The growing delight in life with the consequent love of health, beauty, and joy were felt more powerfully in Venice than anywhere else in Italy. The explanation of this may be found in the character of the Venetian government which was such that it gave little room for the satisfaction of the passion for personal glory, and kept its citizens so busy in duties of state that they had small leisure for learning. Some of the chief passions of the Renaissance thus finding no outlet in Venice, the other passions insisted all the more on being satisfied. Venice, moreover, was the only state in Italy which was enjoying, and for many generations had been enjoying, internal peace. This gave the Venetians a love of comfort, of ease, and of splendour, a refinement of manner, and humaneness of feeling, which made them the first really modern people in Europe. Since there was little room for personal glory in Venice, the perpetuators of glory, the Humanists, found at first scant encouragement there, and the Venetians were saved from that absorption in archæology and pure science which overwhelmed Florence at an early date. This was not necessarily an advantage in itself, but it happened to suit Venice, where the conditions of life had for some time been such as to build up a love of beautiful things. As it was, the feeling for beauty was not hindered in its natural development. Archæology would have tried to submit it to the good taste of the past, a proceeding which rarely promotes good taste in the present. Too much archæology and too much science might have ended in making Venetian art academic, instead of letting it become what it did, the product of a natural ripening of interest in life and love of pleasure. In Florence, it is true, painting had developed almost simultaneously with the other arts, and it may be due to this very cause that the Florentine painters never quite realised what a different task from the architect's and sculptor's was theirs. At the time, therefore, when the Renaissance was beginning to find its best expression in painting, the Florentines were already too much attached to classical ideals of form and composition, in other words, too academic, to give embodiment to the throbbing feeling for life and pleasure.

Thus it came to pass that in the Venetian pictures of the end of the fifteenth century we find neither the contrition nor the devotion of those earlier years when the Church alone employed painting as the interpreter of emotion, nor the learning which characterised the Florentines. The Venetian masters of this time, although nominally continuing to paint the Madonna and saints, were in reality painting handsome, healthy, sane people like themselves, people who wore their splendid robes with dignity, who found life worth the mere living and sought no metaphysical basis for it. In short, the Venetian pictures of the last decade of the century seemed intended not for devotion, as they had been, nor for admiration, as they then were in Florence, but for enjoyment.

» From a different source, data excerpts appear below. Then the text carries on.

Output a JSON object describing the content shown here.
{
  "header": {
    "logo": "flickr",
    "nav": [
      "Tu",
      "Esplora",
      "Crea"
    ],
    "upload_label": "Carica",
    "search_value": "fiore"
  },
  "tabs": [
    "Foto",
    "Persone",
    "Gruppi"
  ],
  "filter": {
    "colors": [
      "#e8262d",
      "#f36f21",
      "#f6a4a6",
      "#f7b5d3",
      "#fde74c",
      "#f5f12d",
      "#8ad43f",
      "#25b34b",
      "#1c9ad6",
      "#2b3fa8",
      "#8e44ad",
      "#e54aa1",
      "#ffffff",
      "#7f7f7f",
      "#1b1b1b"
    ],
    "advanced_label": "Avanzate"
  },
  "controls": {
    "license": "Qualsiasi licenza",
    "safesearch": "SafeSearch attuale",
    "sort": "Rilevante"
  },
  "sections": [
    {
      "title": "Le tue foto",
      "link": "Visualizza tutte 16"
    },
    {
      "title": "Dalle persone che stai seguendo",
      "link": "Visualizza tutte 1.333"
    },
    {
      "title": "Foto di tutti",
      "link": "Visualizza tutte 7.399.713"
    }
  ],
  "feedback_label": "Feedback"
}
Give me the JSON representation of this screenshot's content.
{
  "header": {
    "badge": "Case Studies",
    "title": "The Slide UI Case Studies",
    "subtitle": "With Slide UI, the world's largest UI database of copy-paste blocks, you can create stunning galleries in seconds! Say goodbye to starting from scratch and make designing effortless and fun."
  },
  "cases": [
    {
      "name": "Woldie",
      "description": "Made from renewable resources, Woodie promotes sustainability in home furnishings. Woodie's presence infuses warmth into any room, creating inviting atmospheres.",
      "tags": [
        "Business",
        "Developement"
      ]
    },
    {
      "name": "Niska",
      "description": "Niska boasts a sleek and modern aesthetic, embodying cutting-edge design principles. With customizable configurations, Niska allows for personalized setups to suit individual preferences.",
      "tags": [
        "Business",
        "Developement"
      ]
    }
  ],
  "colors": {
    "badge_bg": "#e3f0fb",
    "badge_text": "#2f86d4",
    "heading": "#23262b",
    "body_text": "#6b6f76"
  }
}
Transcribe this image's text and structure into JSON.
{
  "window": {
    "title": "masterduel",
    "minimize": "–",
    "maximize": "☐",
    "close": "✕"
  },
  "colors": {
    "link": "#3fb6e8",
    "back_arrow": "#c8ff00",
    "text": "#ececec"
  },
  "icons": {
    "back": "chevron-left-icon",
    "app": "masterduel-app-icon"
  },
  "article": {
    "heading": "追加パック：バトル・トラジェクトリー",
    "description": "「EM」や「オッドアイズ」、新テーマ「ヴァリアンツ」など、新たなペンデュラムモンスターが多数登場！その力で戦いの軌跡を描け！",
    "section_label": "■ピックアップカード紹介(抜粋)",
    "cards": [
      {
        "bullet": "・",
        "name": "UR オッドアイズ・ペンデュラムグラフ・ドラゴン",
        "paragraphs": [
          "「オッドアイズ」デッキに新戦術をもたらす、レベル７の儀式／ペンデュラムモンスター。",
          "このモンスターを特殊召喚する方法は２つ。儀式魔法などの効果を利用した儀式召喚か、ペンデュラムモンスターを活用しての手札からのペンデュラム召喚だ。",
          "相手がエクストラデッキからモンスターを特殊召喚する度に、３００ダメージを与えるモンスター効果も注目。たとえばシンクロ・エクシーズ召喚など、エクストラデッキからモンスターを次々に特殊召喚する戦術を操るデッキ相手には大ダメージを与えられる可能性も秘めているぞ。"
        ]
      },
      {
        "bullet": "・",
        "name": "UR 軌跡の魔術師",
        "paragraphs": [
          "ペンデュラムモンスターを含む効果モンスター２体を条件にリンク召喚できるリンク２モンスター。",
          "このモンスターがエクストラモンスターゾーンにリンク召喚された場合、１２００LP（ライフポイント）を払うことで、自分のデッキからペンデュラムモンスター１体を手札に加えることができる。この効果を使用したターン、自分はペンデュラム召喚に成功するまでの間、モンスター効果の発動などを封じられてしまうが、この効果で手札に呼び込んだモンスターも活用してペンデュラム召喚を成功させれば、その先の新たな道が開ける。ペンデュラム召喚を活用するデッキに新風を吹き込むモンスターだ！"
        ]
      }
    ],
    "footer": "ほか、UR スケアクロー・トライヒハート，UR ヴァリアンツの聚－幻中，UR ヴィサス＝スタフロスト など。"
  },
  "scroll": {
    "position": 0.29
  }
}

The Church itself, as has been said, had educated its children to understand painting as a language. Now that the passions men dared to avow were no longer connected with happiness in some future state only, but mainly with life in the present, painting was expected to give voice to these more human aspirations and to desert the outgrown ideals of the Church. In Florence, the painters seemed unable or unwilling to make their art really popular. Nor was it so necessary there, for Poliziano, Pulci, and Lorenzo dei Medici supplied the need of self-expression by addressing the Florentines in the language which their early enthusiasm for antiquity and their natural gifts had made them understand better than any other—the language of poetry. In Venice alone painting remained what it had been all over Italy in earlier times, the common tongue of the whole mass of the people. Venetian artists thus had the strongest inducements to perfect the processes which painters must employ to make pictures look real to their own generation; and their generation had an altogether firmer hold on reality than any that had been known since the triumph of Christianity. Here again the comparison of the Renaissance to youth must be borne in mind. The grasp that youth has on reality is not to be compared to that brought by age, and we must not expect to find in the Renaissance a passion for an acquaintance with things as they are such as we ourselves have; but still its grasp of facts was far firmer than that of the Middle Ages.